Scott CyrNaples, Italy

October 12

Teacher staffing

This is in response to the letter “School staffing” (Sept. 3). I agree with the writer regarding the school staffing situation. Being an early childhood teacher myself, I agree that it’s of the utmost importance that all classrooms, specifically pre-kinder/kindergarten, should have a small student-to-teacher ratio. It’s impossible for students to receive the one-on-one instruction that they so much deserve when the number of students to teacher is so high. Although kindergarten teachers each have an aide in the classroom, this is not sufficient. The teacher is the one who’s ultimately responsible for children’s learning, and the children are the ones being robbed of a good education.

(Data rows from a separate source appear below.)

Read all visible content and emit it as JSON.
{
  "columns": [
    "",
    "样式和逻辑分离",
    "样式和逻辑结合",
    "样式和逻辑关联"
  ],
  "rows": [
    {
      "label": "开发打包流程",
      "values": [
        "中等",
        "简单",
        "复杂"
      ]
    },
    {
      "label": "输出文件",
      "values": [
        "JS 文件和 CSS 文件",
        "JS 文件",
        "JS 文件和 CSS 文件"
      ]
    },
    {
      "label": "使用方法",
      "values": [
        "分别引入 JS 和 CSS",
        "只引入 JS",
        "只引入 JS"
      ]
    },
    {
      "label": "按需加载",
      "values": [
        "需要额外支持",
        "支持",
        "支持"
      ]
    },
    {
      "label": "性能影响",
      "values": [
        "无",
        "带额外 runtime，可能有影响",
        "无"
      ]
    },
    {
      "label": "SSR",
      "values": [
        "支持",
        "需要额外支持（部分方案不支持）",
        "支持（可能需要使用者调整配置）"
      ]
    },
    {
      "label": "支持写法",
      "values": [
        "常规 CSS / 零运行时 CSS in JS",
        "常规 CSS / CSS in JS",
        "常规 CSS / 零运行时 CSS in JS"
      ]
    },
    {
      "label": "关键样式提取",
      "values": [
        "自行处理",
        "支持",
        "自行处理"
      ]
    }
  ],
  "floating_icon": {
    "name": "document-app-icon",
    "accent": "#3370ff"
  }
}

I encountered the same problem while working in El Paso, Texas. One year my student ratio was 25-to-1 in half-day pre-kindergarten. I became a member of the campus improvement team. With the support of the principal, parents, faculty and staff, we were able to “cap” our student-to-teacher ratio at 18-to-1.

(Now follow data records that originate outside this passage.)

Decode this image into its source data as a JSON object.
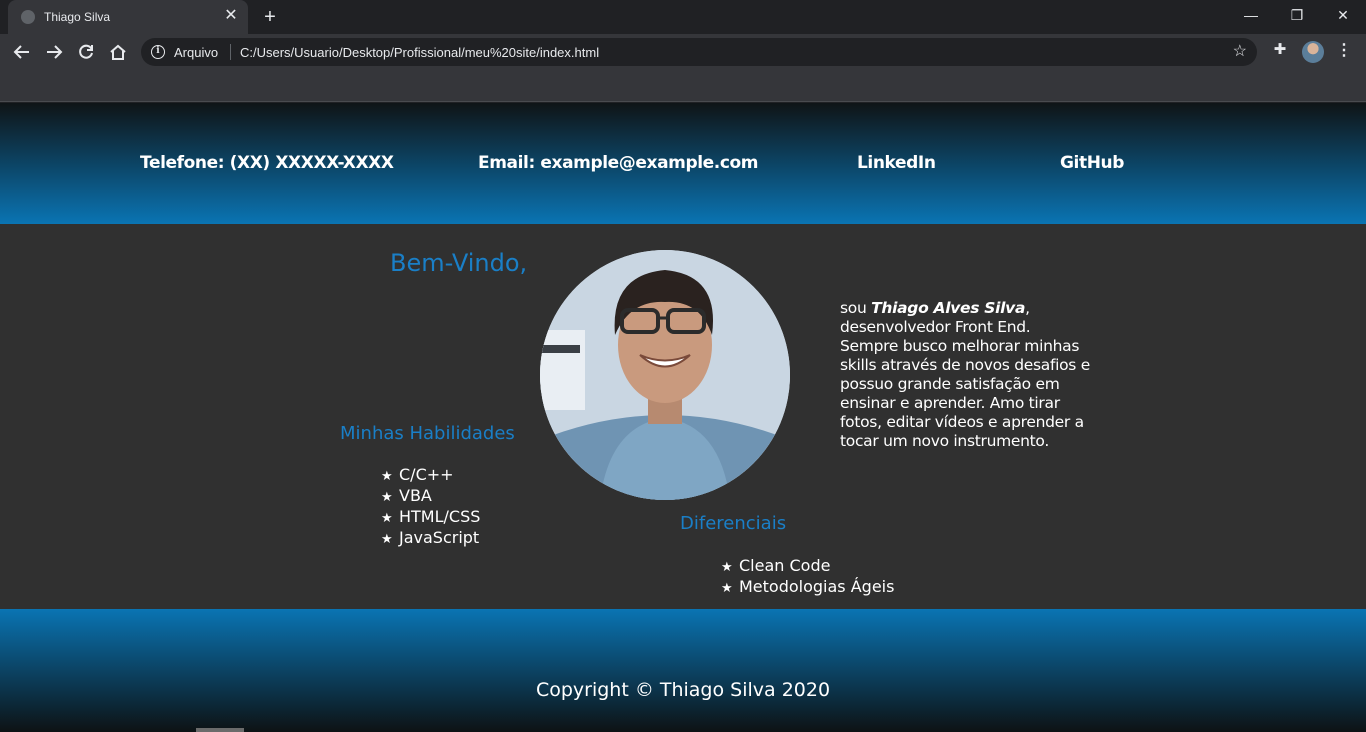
{
  "browser": {
    "tab_title": "Thiago Silva",
    "tab_close": "✕",
    "new_tab": "+",
    "address_scheme": "Arquivo",
    "url": "C:/Users/Usuario/Desktop/Profissional/meu%20site/index.html"
  },
  "header": {
    "phone": "Telefone: (XX) XXXXX-XXXX",
    "email": "Email: example@example.com",
    "linkedin": "LinkedIn",
    "github": "GitHub"
  },
  "main": {
    "welcome": "Bem-Vindo,",
    "bio_prefix": "sou ",
    "bio_name": "Thiago Alves Silva",
    "bio_text": ", desenvolvedor Front End. Sempre busco melhorar minhas skills através de novos desafios e possuo grande satisfação em ensinar e aprender. Amo tirar fotos, editar vídeos e aprender a tocar um novo instrumento."
  },
  "skills": {
    "title": "Minhas Habilidades",
    "items": [
      "C/C++",
      "VBA",
      "HTML/CSS",
      "JavaScript"
    ]
  },
  "differentials": {
    "title": "Diferenciais",
    "items": [
      "Clean Code",
      "Metodologias Ágeis"
    ]
  },
  "footer": {
    "copyright": "Copyright © Thiago Silva 2020"
  },
  "colors": {
    "accent": "#1a7fc7",
    "page_bg": "#303030",
    "header_gradient_top": "#0f1416",
    "header_gradient_bottom": "#0a74b3"
  }
}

I urge parents to voice their concerns and become involved in their children’s schools, PTAs, committees, etc., and demand a better education for their children. I don’t understand why this problem exists when there are plenty of certified teachers who are willing to work. I’m one of them. I accompanied my husband on his overseas tour with the hopes of working for the Department of Defense Dependents Schools, and I’m still waiting.

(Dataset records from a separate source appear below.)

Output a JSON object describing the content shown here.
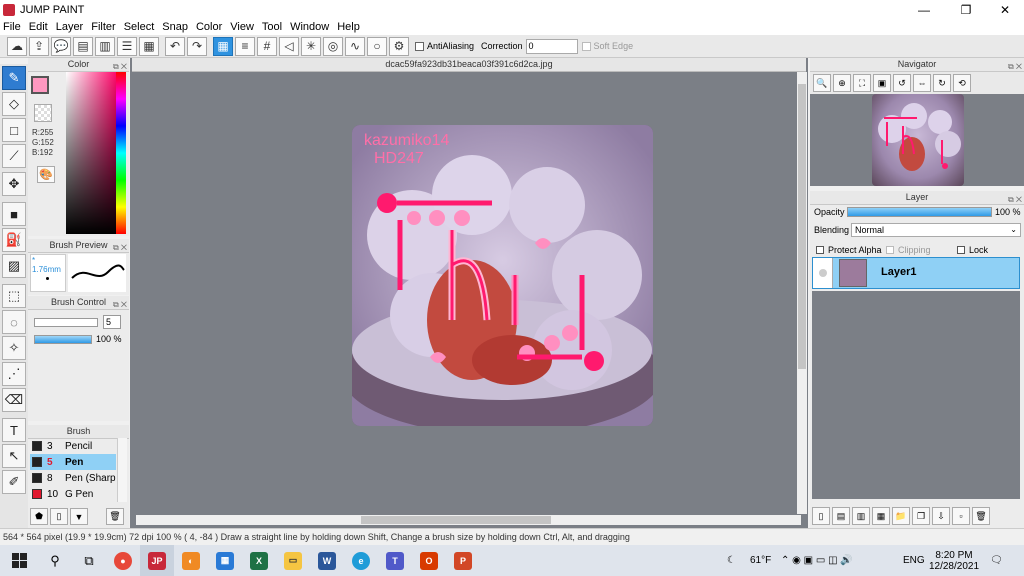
{
  "window": {
    "title": "JUMP PAINT"
  },
  "menu": [
    "File",
    "Edit",
    "Layer",
    "Filter",
    "Select",
    "Snap",
    "Color",
    "View",
    "Tool",
    "Window",
    "Help"
  ],
  "toolbar": {
    "antialiasing_label": "AntiAliasing",
    "correction_label": "Correction",
    "correction_value": "0",
    "soft_edge_label": "Soft Edge"
  },
  "color_panel": {
    "title": "Color",
    "current_color": "#ff98c0",
    "r": "R:255",
    "g": "G:152",
    "b": "B:192"
  },
  "brush_preview": {
    "title": "Brush Preview",
    "size": "* 1.76mm"
  },
  "brush_control": {
    "title": "Brush Control",
    "size_value": "5",
    "opacity_value": "100 %"
  },
  "brush_list": {
    "title": "Brush",
    "items": [
      {
        "num": "3",
        "name": "Pencil",
        "color": "#222222"
      },
      {
        "num": "5",
        "name": "Pen",
        "color": "#222222"
      },
      {
        "num": "8",
        "name": "Pen (Sharp",
        "color": "#222222"
      },
      {
        "num": "10",
        "name": "G Pen",
        "color": "#e0192f"
      }
    ]
  },
  "document": {
    "tab_title": "dcac59fa923db31beaca03f391c6d2ca.jpg"
  },
  "navigator": {
    "title": "Navigator"
  },
  "layer_panel": {
    "title": "Layer",
    "opacity_label": "Opacity",
    "opacity_value": "100 %",
    "blending_label": "Blending",
    "blending_value": "Normal",
    "protect_alpha_label": "Protect Alpha",
    "clipping_label": "Clipping",
    "lock_label": "Lock",
    "layer_name": "Layer1"
  },
  "statusbar": {
    "text": "564 * 564 pixel   (19.9 * 19.9cm)   72 dpi   100 %   ( 4, -84 )   Draw a straight line by holding down Shift, Change a brush size by holding down Ctrl, Alt, and dragging"
  },
  "artwork": {
    "watermark": "kazumiko14\nHD247",
    "word": "hi",
    "accent": "#ff1a6e",
    "light_accent": "#ff8fc0"
  },
  "taskbar": {
    "temperature": "61°F",
    "language": "ENG",
    "time": "8:20 PM",
    "date": "12/28/2021"
  }
}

Ana UrbanGiebelstadt, Germany

Americans' cowardice

The words of U.S. District Judge T.S. Ellis III should be emblazoned on the front of every newspaper in the United States. He said, “You were willing to give your life for the Taliban but not for your country.” This is an apt description of being a coward.

This was Judge Ellis’ response to John Walker Lindh, who had volunteered to join the Taliban fighters, then couldn’t leave because he feared for his life after the United States entered the war in Afghanistan. But then he did nothing to warn the United States about future al-Qaida terror attacks planned after Sept. 11, 2001. This is an American who has embarrassed America by showing his cowardice. With the full knowledge that there are many fellow Americans who are and have given their lives in service of their country, Lindh hid from his duty as an American.

To further demonstrate that cowardice is a disease that has infected American society, we now have the news of a sniper shooting a 72-year-old Washington, D.C., man. According to CNN, “this same sniper has been linked to five earlier shooting deaths in nearby Montgomery County, Md., and police said on Friday that the same high-powered rifle was used in at least four of the killings.” Now we have a person or persons who show the ability to kill by selecting the most vulnerable targets, then terminating the victims’ lives, loves and dreams from a distance.

Of course, we’ll expect the pro-gun lobbyists to be out in full force in a few days with the hackneyed excuses for maintaining all types of firearms. “Enforce the gun laws presently on the books,” is a frequent war cry tossed out in defense of holding onto their most prized assault weapons. This seems to be their only way of dealing with gun control lobbyists, who will just as readily be coming out soon with their crying towels. “We need to control guns” is the chant we can expect to hear as they make every effort to eliminate what the Constitution wanted to protect. (Of course, the purpose was different in the 18th century).

“Enforcing the laws” does not bring back a 72-year-old man to his family. This sniper may have had the legal right to learn how to use his weapon, but there’s nothing to explain the cowardice that infiltrated his mind.

Being a U.S. citizen is a gift. Unfortunately, it doesn’t offer immunity to being a coward. That infectious disease has been brought on by many different aspects in American society. But from my perspective, it would be nice to bring back the draft. Maybe that would help teach more people a different concept: bravery.